The Writer's Digest Sourcebook for Building Believable Characters by Marc McCutcheon
Using this reference, readers can create characters who think, hope, love, cry, cause or feel pain, save the day – and seize readers by emotion. Mark McCutcheon eases the process of building convincing characters for stories and novels. He starts by conducting an inspiring and informative roundtable where six novelists reveal their approaches to characterization. Next, he provides a character questionnaire more detailed than the nosiest survey. Readers will fill it out and they’ll know fictional people as though they’d grown up with them. Finally, there is a thesaurus of human characteristics – physical and psychological. Fit them together artfully and characters will climb right off the page.
This book was NOT what I was expecting, but in a great way.*
I picked up this book based on a recommendation from a writer on Twitter (I refuse to call it X). When asked about favorite books on writing, this was recommended. As I prefer to write characters first, then work on plot, I’m always looking for ways to write better characters, so I immediately bought this.
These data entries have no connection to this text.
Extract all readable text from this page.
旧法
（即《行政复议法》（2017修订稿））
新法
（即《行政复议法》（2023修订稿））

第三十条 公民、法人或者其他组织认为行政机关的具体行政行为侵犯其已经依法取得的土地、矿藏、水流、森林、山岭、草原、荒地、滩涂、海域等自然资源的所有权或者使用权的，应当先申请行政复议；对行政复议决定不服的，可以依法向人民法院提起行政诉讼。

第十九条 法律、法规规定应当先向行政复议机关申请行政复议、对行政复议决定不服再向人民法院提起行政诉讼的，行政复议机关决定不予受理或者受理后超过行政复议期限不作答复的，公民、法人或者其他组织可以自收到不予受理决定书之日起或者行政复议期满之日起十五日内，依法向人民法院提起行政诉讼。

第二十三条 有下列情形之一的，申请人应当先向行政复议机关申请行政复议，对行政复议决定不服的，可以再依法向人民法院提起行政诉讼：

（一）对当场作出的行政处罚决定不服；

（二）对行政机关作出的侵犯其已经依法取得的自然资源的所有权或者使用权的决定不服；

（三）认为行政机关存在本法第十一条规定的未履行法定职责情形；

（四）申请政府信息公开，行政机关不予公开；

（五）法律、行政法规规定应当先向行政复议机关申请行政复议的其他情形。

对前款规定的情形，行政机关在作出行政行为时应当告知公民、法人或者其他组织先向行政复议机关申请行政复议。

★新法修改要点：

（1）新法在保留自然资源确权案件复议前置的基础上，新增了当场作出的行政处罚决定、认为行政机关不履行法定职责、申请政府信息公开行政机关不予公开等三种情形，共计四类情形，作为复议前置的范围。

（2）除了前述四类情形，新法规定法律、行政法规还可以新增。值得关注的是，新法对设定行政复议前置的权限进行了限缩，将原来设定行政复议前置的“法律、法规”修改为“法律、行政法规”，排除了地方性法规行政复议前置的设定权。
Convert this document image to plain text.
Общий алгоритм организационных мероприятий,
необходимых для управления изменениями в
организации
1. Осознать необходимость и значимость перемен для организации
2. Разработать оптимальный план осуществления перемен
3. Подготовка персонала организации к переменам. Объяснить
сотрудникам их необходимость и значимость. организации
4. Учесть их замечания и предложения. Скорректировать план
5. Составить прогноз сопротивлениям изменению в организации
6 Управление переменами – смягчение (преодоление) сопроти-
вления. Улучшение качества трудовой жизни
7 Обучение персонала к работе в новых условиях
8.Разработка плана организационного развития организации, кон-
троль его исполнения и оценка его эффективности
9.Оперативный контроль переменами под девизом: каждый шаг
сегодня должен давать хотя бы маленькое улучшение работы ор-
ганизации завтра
This is NOT a book of advice and tips; it’s more of a thesaurus of terms and descriptions to help you create unique and vivid characters.
Though this books opens with some of my favorite advice (from six different authors) on how to write characters, the majority of this book (90%?) is a collection of lists to help writers move past the same, boring descriptions (blue eyes, brown hair, happy personality) to include more specific and vivid descriptions (round, cerulean eyes; cropped, chestnut hair; effervescent personality).
I am SO excited to have this book and can’t wait to reference it often. I’m going to keep it close at hand for every manuscript.
*Because it was written in 1996, some of the terms and phrases are outdated and would likely be flagged by some today, but I still like it as a source for stimulating creativity and (hopefully) pulling a writer out of a descriptive funk.